The upshot of this upheaval was that clothes were everywhere. This seemed like the perfect time to take a teabreak but I knew if I did that, I probably wouldn't go back and tackle the mainstay of the experiment, so I continued on! I sorted my clothes out into seasons, which I had planned to do anyway, putting summer clothes aside and bringing more autumnal items to the fore. Summer clothes were then packed into an under bed storage box (bought cheaply from Wilkinsons).
I was fairly shocked at how many repeated items I had. Black skinny jeans and black trousers by the armful, silk shirts and boxy knits. My style, classic, simple and with a dash of quirk. I tried to think about things in a different way than just keeping clothes I sort of liked for the sake of it: Of the black jeans, I picked my three favourite pairs (a high waisted skinny, a regular skinny, and a cropped wide leg) and the rest I put to one side. Likewise for the shirts: two plain silk styles and a printed silk style made up the selection. Knitwear was another key feature; the pieces I ended up selecting were all cashmere or higher quality merino wool that I've had for a couple of years. Unconciously, almost, I was choosing the best of the things that I had, and ultimately, my favourites of the things I had.
This was the manner in which I undertook selecting my capsule wardrobe for autumn, which translates as October through to December. After Christmas, I'll reassess the wardrobe, swapping out any pieces that haven't worked for me with other items, replacing or adding in elements that I feel I have missed, and going through the rest of the winter clothing I've got in storage. My storage at the moment is probably amounting to around 2.5 under bed boxes, and I'd like to get this down to one ultimately, but of course, this is a project, and not designed to be a quick win. After a year, I should have all of the elements of a 4 season capsule wardrobe, and negated my need to shop as well as helping to save some money!

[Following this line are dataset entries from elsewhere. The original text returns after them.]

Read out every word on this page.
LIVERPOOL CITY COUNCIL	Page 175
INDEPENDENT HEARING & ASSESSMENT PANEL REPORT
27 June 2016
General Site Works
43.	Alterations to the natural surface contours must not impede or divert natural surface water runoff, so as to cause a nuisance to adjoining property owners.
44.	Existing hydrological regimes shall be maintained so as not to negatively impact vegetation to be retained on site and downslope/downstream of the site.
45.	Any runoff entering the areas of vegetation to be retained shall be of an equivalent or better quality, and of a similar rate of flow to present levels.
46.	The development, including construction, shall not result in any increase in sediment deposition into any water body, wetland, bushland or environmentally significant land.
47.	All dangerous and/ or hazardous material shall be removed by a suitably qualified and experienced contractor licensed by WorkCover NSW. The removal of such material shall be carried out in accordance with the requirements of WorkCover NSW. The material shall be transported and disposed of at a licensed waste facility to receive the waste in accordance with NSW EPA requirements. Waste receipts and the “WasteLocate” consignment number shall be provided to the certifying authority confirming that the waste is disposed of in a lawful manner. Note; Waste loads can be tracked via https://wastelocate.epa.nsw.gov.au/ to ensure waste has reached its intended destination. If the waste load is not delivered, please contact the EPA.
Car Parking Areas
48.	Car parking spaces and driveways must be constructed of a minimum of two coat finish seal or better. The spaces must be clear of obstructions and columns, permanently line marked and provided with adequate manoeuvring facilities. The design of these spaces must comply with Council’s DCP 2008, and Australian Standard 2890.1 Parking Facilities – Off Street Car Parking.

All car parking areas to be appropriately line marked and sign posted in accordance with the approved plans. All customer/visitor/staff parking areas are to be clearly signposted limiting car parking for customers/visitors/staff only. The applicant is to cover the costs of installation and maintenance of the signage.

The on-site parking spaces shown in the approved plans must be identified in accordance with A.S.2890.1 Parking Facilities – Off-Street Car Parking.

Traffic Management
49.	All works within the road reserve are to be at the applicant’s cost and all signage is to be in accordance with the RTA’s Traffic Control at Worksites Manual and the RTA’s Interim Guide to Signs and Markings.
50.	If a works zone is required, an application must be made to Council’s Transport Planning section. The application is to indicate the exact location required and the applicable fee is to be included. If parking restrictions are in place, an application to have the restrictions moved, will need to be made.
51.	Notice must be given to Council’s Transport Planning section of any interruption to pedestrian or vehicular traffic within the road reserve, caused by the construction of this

I ended up buying a couple of pieces for the autumn capsule which I felt would add versatility to it and shopping to fulfill a brief has become something of a revelation. No longer am I coming home with a random top or pair of trousers I picked up just because they were on sale, or I sort of liked them. Anything bought now is selected carefully and with outfit ideas in mind; will it work with my wardrobe set up? How often will I wear it? and, more importantly: do I absolutely love it? That's something I've asked myself more often when buying key pieces for autumn, and more often than not, I've ended up putting the garment back and walking away.